Saturday, June 7, 2008

How to Protect your Assets against Inflation

In recent days, we had gone through rising oil price, then rising food price.. and as if that is not enough and making matters worse, oil rose even higher.... Inflation soared to 6.7 percent in March. Simply put, everything has just become more expensive. The worst part: they may not come down for quite some time.

What is inflation? Well, let me illustrate with an example: Assuming an inflation rate of 7 percent, something that costs $10 before, now costs $10.70 after factoring inflation rate.

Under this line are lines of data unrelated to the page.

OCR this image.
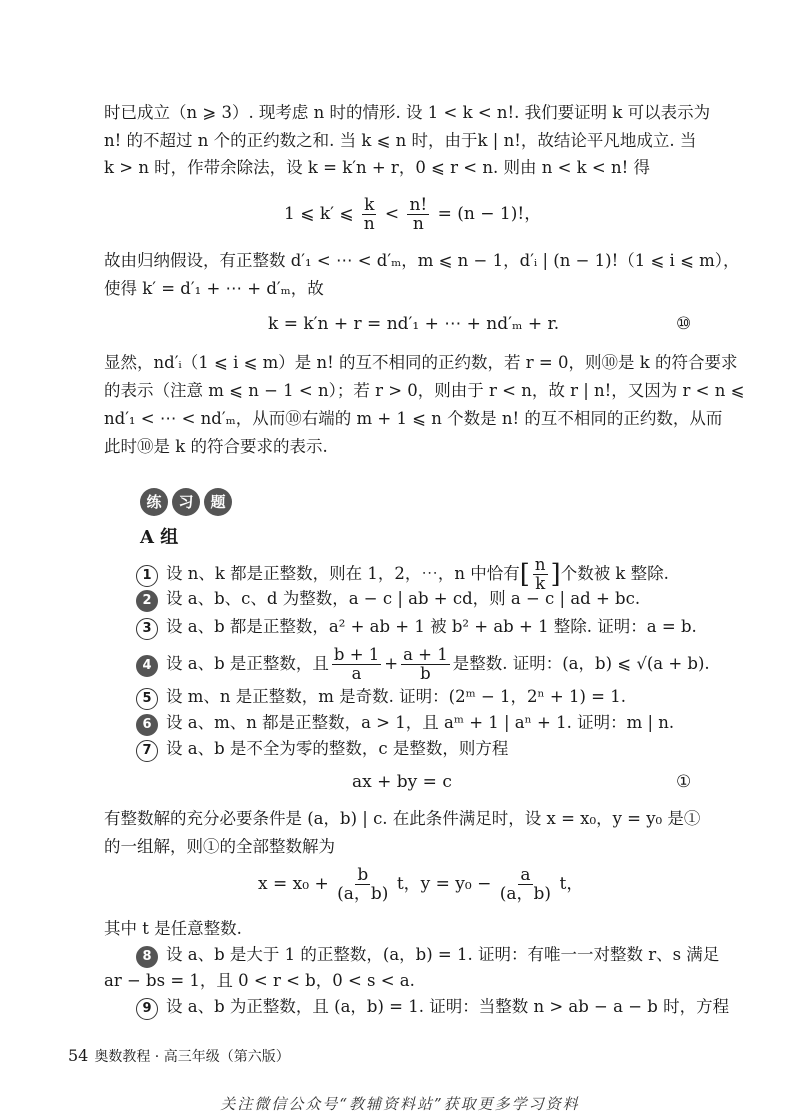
时已成立（n ⩾ 3）. 现考虑 n 时的情形. 设 1 < k < n!. 我们要证明 k 可以表示为
n! 的不超过 n 个的正约数之和. 当 k ⩽ n 时，由于k | n!，故结论平凡地成立. 当
k > n 时，作带余除法，设 k = k′n + r，0 ⩽ r < n. 则由 n < k < n! 得
1 ⩽ k′ ⩽ $\frac{k}{n} < \frac{n!}{n} = (n - 1)$!，
故由归纳假设，有正整数 d′₁ < ⋯ < d′ₘ，m ⩽ n − 1，d′ᵢ | (n − 1)!（1 ⩽ i ⩽ m），
使得 k′ = d′₁ + ⋯ + d′ₘ，故
k = k′n + r = nd′₁ + ⋯ + nd′ₘ + r.	⑩
显然，nd′ᵢ（1 ⩽ i ⩽ m）是 n! 的互不相同的正约数，若 r = 0，则⑩是 k 的符合要求
的表示（注意 m ⩽ n − 1 < n）；若 r > 0，则由于 r < n，故 r | n!，又因为 r < n ⩽
nd′₁ < ⋯ < nd′ₘ，从而⑩右端的 m + 1 ⩽ n 个数是 n! 的互不相同的正约数，从而
此时⑩是 k 的符合要求的表示.
练	习	题
A 组
1 设 n、k 都是正整数，则在 1，2，⋯，n 中恰有[ $\frac{n}{k}$ ]个数被 k 整除.
2 设 a、b、c、d 为整数，a − c | ab + cd，则 a − c | ad + bc.
3 设 a、b 都是正整数，a² + ab + 1 被 b² + ab + 1 整除. 证明：a = b.
4 设 a、b 是正整数，且 $\frac{b + 1}{a} + \frac{a + 1}{b}$ 是整数. 证明：(a，b) ⩽ √(a + b).
5 设 m、n 是正整数，m 是奇数. 证明：(2ᵐ − 1，2ⁿ + 1) = 1.
6 设 a、m、n 都是正整数，a > 1，且 aᵐ + 1 | aⁿ + 1. 证明：m | n.
7 设 a、b 是不全为零的整数，c 是整数，则方程
ax + by = c	①
有整数解的充分必要条件是 (a，b) | c. 在此条件满足时，设 x = x₀，y = y₀ 是①
的一组解，则①的全部整数解为
$x = x_0 + \frac{b}{(a,b)}$ t，$y = y_0 - \frac{a}{(a,b)}$ t，
其中 t 是任意整数.
8 设 a、b 是大于 1 的正整数，(a，b) = 1. 证明：有唯一一对整数 r、s 满足
ar − bs = 1，且 0 < r < b，0 < s < a.
9 设 a、b 为正整数，且 (a，b) = 1. 证明：当整数 n > ab − a − b 时，方程
54 奥数教程 · 高三年级（第六版）
关注微信公众号“教辅资料站”获取更多学习资料
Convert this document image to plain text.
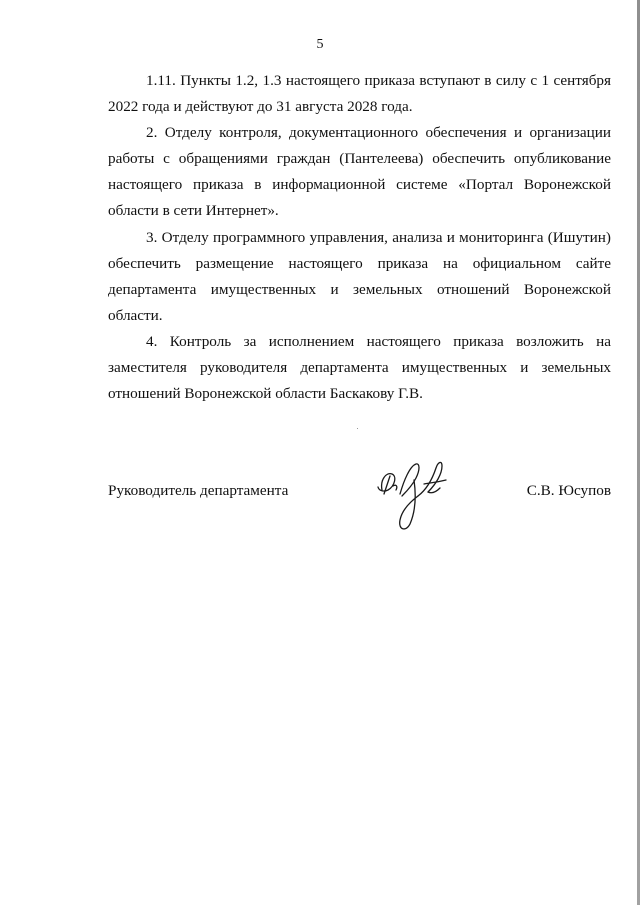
5

1.11. Пункты 1.2, 1.3 настоящего приказа вступают в силу с 1 сентября 2022 года и действуют до 31 августа 2028 года.

2. Отделу контроля, документационного обеспечения и организации работы с обращениями граждан (Пантелеева) обеспечить опубликование настоящего приказа в информационной системе «Портал Воронежской области в сети Интернет».

3. Отделу программного управления, анализа и мониторинга (Ишутин) обеспечить размещение настоящего приказа на официальном сайте департамента имущественных и земельных отношений Воронежской области.

4. Контроль за исполнением настоящего приказа возложить на заместителя руководителя департамента имущественных и земельных отношений Воронежской области Баскакову Г.В.

Руководитель департамента	С.В. Юсупов
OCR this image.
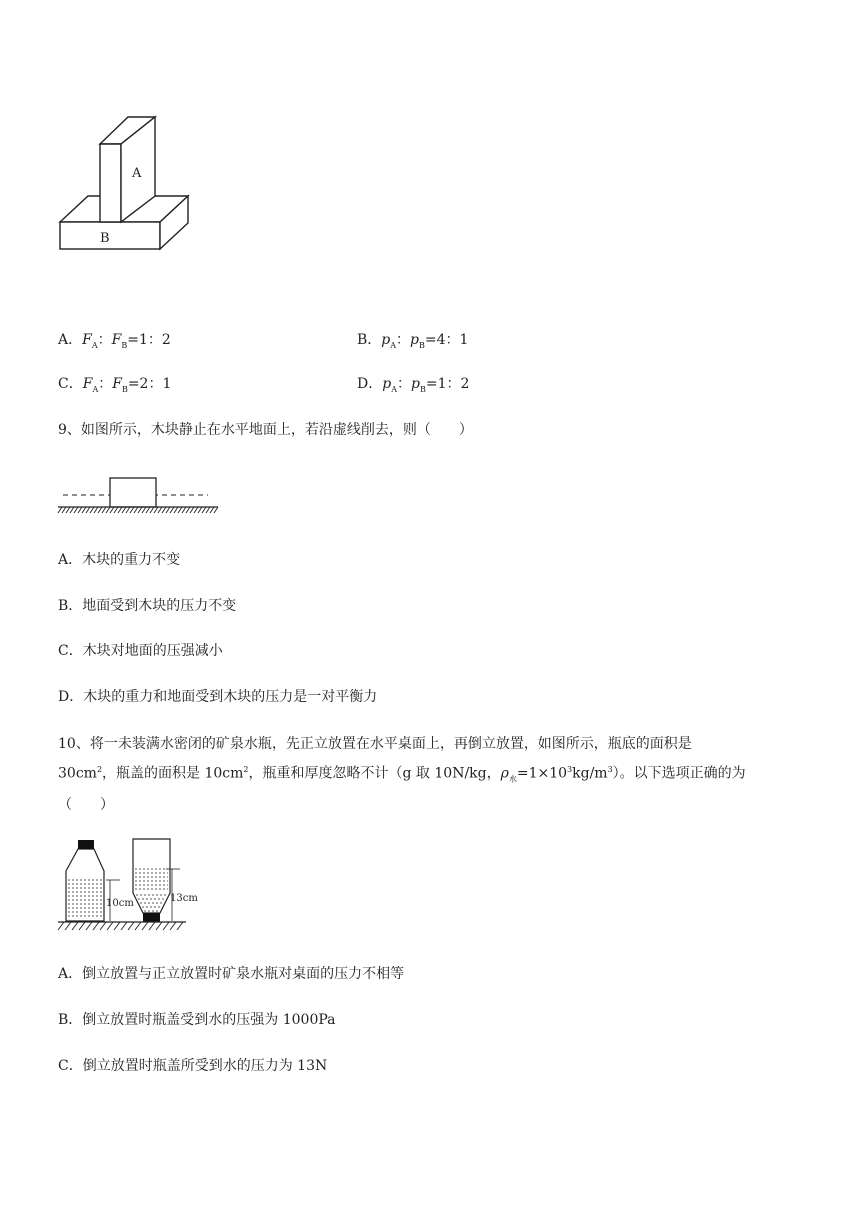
A
B
A．$F_A$：$F_B=1$：2	B．$p_A$：$p_B=4$：1
C．$F_A$：$F_B=2$：1	D．$p_A$：$p_B=1$：2
9、如图所示，木块静止在水平地面上，若沿虚线削去，则（　　）
A．木块的重力不变
B．地面受到木块的压力不变
C．木块对地面的压强减小
D．木块的重力和地面受到木块的压力是一对平衡力
10、将一未装满水密闭的矿泉水瓶，先正立放置在水平桌面上，再倒立放置，如图所示，瓶底的面积是
$30cm^2$，瓶盖的面积是 $10cm^2$，瓶重和厚度忽略不计（g 取 10N/kg，$\rho_水=1\times 10^3kg/m^3$）。以下选项正确的为
（　　）
10cm	13cm
A．倒立放置与正立放置时矿泉水瓶对桌面的压力不相等
B．倒立放置时瓶盖受到水的压强为 1000Pa
C．倒立放置时瓶盖所受到水的压力为 13N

With the global demand for raw materials outstripping supply, and a host of other factors like shrinking accreage of arable farmland and adverse weather conditions, consumers should be prepared for a new era of high food prices.

To do that, one needs to "counter" the negative effects of high inflation and "grow" the value of money and make money work harder for them.

A few strategies can be used:

1. Start planning as early as possible and ride on the compounding effects of your investment returns.
2. Avoid sitting on Excessive CASH!
3. Seek professional fund advisors. Begin your investment with an end objective in mind. Have your Investment Horizon focused on the Long Term.
4. Know this: there is No One Asset class that will remain profitable and inefficient forever.
5. Adopt a more diversified and balanced approach between equities and bonds.

The necessity of adopting the right investment approach becomes even more important during volatile market conditions.